Cuthbertson High School is a moderately sized high school in Waxhaw, North Carolina a part of Union County Public Schools. It was founded in August, 2009 under the administration of the then principal, Robert Jackson. The school was founded by pulling students from other area high schools including Parkwood High School, Marvin Ridge High School and Weddington High School. Its main feeder schools are New Town Elementary and Kensington Elementary. Cuthbertson High School is a recognized Honor School of Excellence in North Carolina. Honors for Cuthbertson High School include NC Accountability Model: Exceeded Growth, Graduation Rates: 98.5% for 2017–18 and UCPS International School: 2010; 2011; 2012; 2013; 2014; 2015

The current principal is Jeffery Stout

Education 

The school offers a wide range of classes at Honors and AP level. Advanced courses are offered in the areas of English, Math, Science, Social Studies, World Language, and Career and Technical Education, the Arts, and Physical Education. Eighth grade students also have the option of participating in the Career and College program. Cuthbertson's partnership with South Piedmont Community College offers college level courses through the program. Juniors and seniors have the opportunity to take community college classes through this dual enrollment program. The school also offers several classes based on global affairs and foreign language courses in German, Spanish, Chinese, French.

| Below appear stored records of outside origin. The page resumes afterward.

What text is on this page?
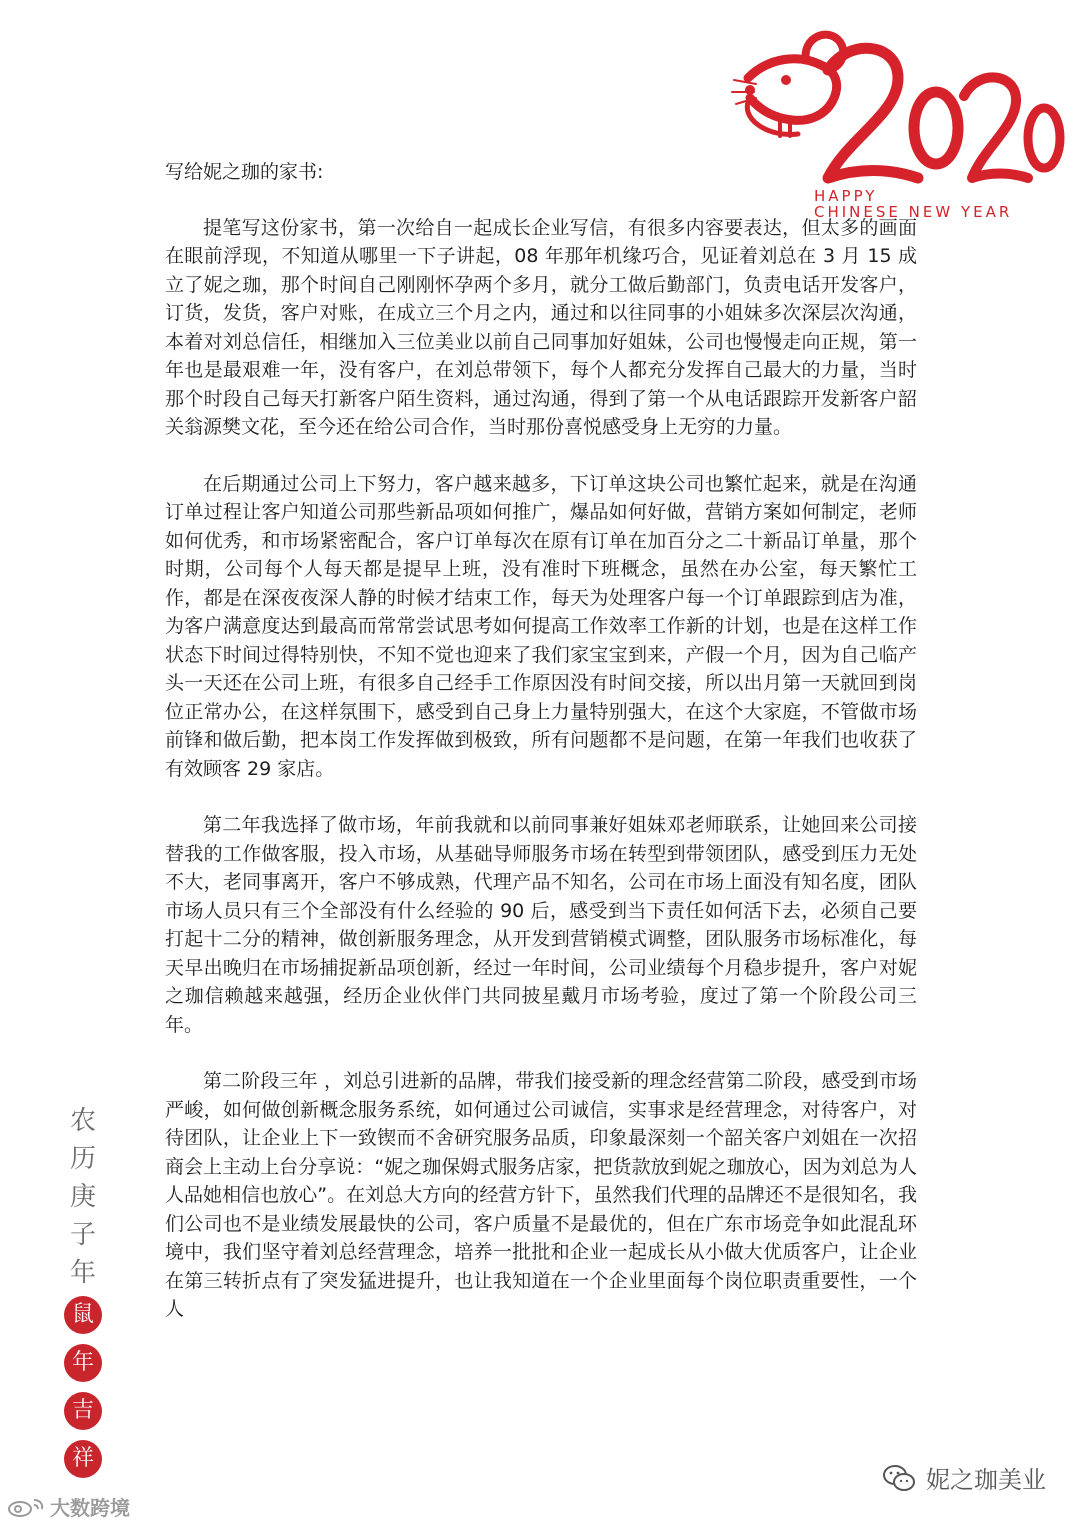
HAPPY
CHINESE NEW YEAR
写给妮之珈的家书:

提笔写这份家书，第一次给自一起成长企业写信，有很多内容要表达，但太多的画面在眼前浮现，不知道从哪里一下子讲起，08 年那年机缘巧合，见证着刘总在 3 月 15 成立了妮之珈，那个时间自己刚刚怀孕两个多月，就分工做后勤部门，负责电话开发客户，订货，发货，客户对账，在成立三个月之内，通过和以往同事的小姐妹多次深层次沟通，本着对刘总信任，相继加入三位美业以前自己同事加好姐妹，公司也慢慢走向正规，第一年也是最艰难一年，没有客户，在刘总带领下，每个人都充分发挥自己最大的力量，当时那个时段自己每天打新客户陌生资料，通过沟通，得到了第一个从电话跟踪开发新客户韶关翁源樊文花，至今还在给公司合作，当时那份喜悦感受身上无穷的力量。

在后期通过公司上下努力，客户越来越多，下订单这块公司也繁忙起来，就是在沟通订单过程让客户知道公司那些新品项如何推广，爆品如何好做，营销方案如何制定，老师如何优秀，和市场紧密配合，客户订单每次在原有订单在加百分之二十新品订单量，那个时期，公司每个人每天都是提早上班，没有准时下班概念，虽然在办公室，每天繁忙工作，都是在深夜夜深人静的时候才结束工作，每天为处理客户每一个订单跟踪到店为准，为客户满意度达到最高而常常尝试思考如何提高工作效率工作新的计划，也是在这样工作状态下时间过得特别快，不知不觉也迎来了我们家宝宝到来，产假一个月，因为自己临产头一天还在公司上班，有很多自己经手工作原因没有时间交接，所以出月第一天就回到岗位正常办公，在这样氛围下，感受到自己身上力量特别强大，在这个大家庭，不管做市场前锋和做后勤，把本岗工作发挥做到极致，所有问题都不是问题，在第一年我们也收获了有效顾客 29 家店。

第二年我选择了做市场，年前我就和以前同事兼好姐妹邓老师联系，让她回来公司接替我的工作做客服，投入市场，从基础导师服务市场在转型到带领团队，感受到压力无处不大，老同事离开，客户不够成熟，代理产品不知名，公司在市场上面没有知名度，团队市场人员只有三个全部没有什么经验的 90 后，感受到当下责任如何活下去，必须自己要打起十二分的精神，做创新服务理念，从开发到营销模式调整，团队服务市场标准化，每天早出晚归在市场捕捉新品项创新，经过一年时间，公司业绩每个月稳步提升，客户对妮之珈信赖越来越强，经历企业伙伴门共同披星戴月市场考验，度过了第一个阶段公司三年。

第二阶段三年 ，刘总引进新的品牌，带我们接受新的理念经营第二阶段，感受到市场严峻，如何做创新概念服务系统，如何通过公司诚信，实事求是经营理念，对待客户，对待团队，让企业上下一致锲而不舍研究服务品质，印象最深刻一个韶关客户刘姐在一次招商会上主动上台分享说：“妮之珈保姆式服务店家，把货款放到妮之珈放心，因为刘总为人人品她相信也放心”。在刘总大方向的经营方针下，虽然我们代理的品牌还不是很知名，我们公司也不是业绩发展最快的公司，客户质量不是最优的，但在广东市场竞争如此混乱环境中，我们坚守着刘总经营理念，培养一批批和企业一起成长从小做大优质客户，让企业在第三转折点有了突发猛进提升，也让我知道在一个企业里面每个岗位职责重要性，一个人

农
历
庚
子
年
鼠
年
吉
祥
大数跨境
妮之珈美业
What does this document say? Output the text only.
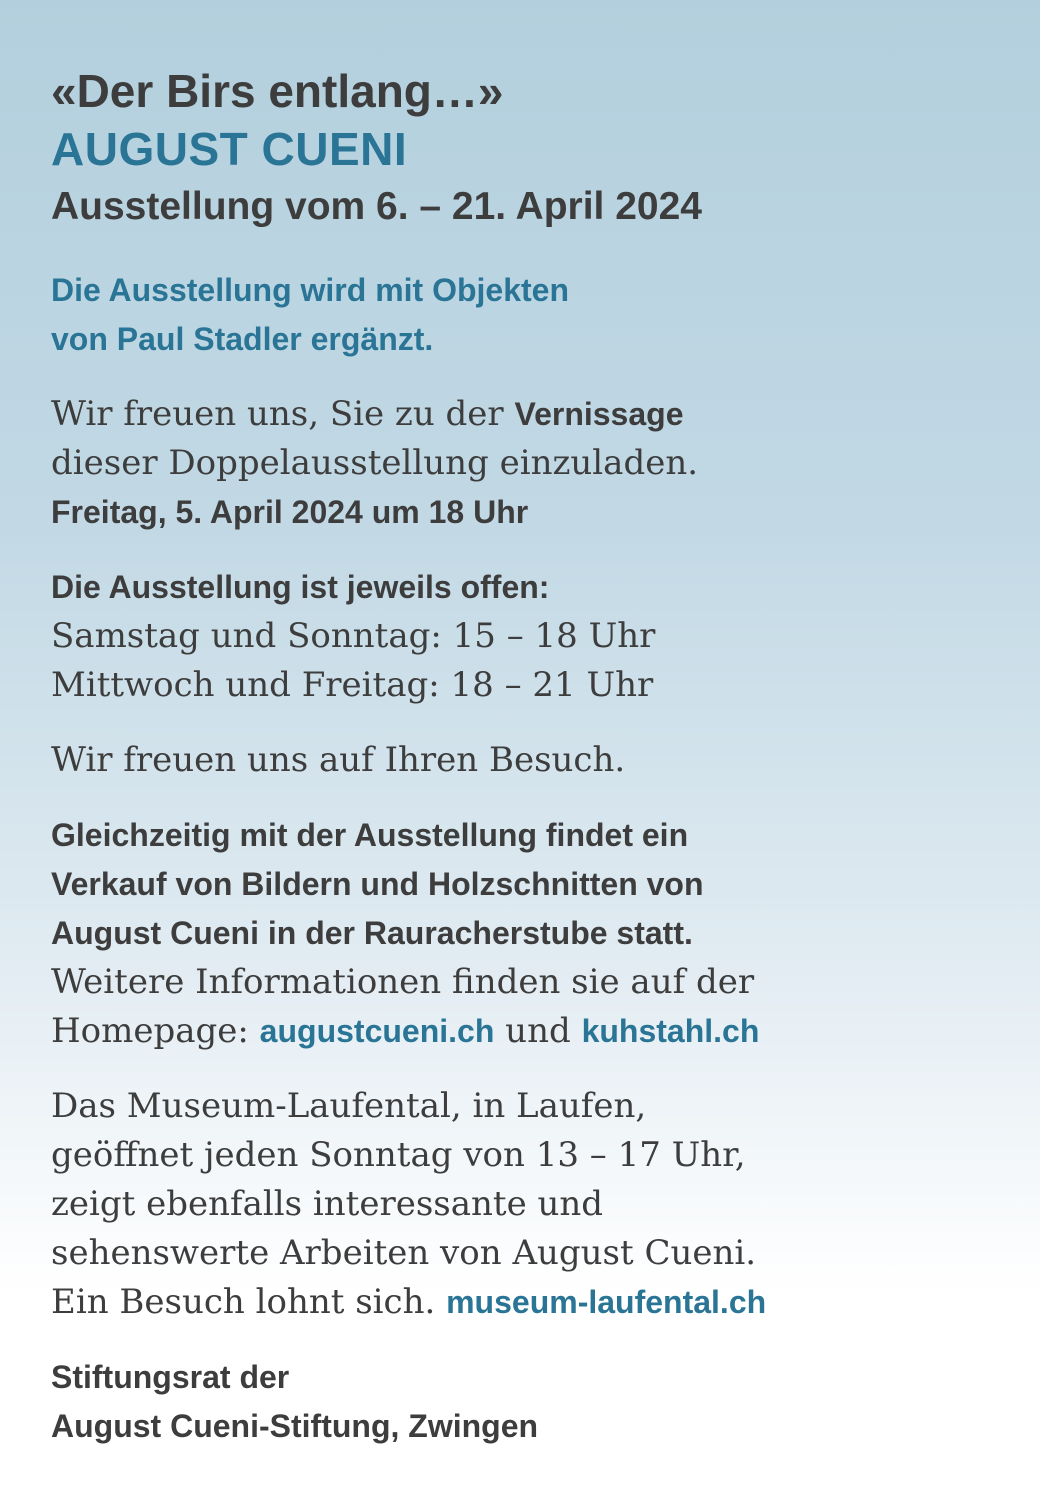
«Der Birs entlang…»

AUGUST CUENI

Ausstellung vom 6. – 21. April 2024

Die Ausstellung wird mit Objekten
von Paul Stadler ergänzt.
Wir freuen uns, Sie zu der Vernissage
dieser Doppelausstellung einzuladen.
Freitag, 5. April 2024 um 18 Uhr
Die Ausstellung ist jeweils offen:
Samstag und Sonntag: 15 – 18 Uhr
Mittwoch und Freitag: 18 – 21 Uhr
Wir freuen uns auf Ihren Besuch.
Gleichzeitig mit der Ausstellung findet ein
Verkauf von Bildern und Holzschnitten von
August Cueni in der Rauracherstube statt.
Weitere Informationen finden sie auf der
Homepage: augustcueni.ch und kuhstahl.ch
Das Museum-Laufental, in Laufen,
geöffnet jeden Sonntag von 13 – 17 Uhr,
zeigt ebenfalls interessante und
sehenswerte Arbeiten von August Cueni.
Ein Besuch lohnt sich. museum-laufental.ch
Stiftungsrat der
August Cueni-Stiftung, Zwingen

Extracurricular activities 

Cuthbertson High School has several social, athletic and fine arts organizations. These include three concert bands, the ‘Mighty Marching Cavalier’ marching band, jazz band, indoor percussion and winter guard units, and a rock band.

Athletics
Cuthbertson has many Varsity and Junior Varsity Sports during the fall, winter and spring season. These include Cheerleading, Cross Country, Dance Team, Football, Golf, Soccer, Tennis, Volleyball, Basketball, Swim Team, Winter Track, Wrestling, Baseball, Lacrosse, Softball and Track & Field.

Cuthbertsons men's soccer team won the 2A state championship in the 2012–2013 season.
The Cuthbertson women's indoor track team won the 2017 3A indoor state title, the first 3A state title and track title in school history. The girls cross country team won the school's first 3A state title on November 3, 2018. The Cuthbertson women's cross country team was the 2016 3A state runners-up.
The Cuthbertson women's indoor track and field team won the 2018 3A indoor state title. This was Cuthbertson's second team state title, making the women's team back-to-back state.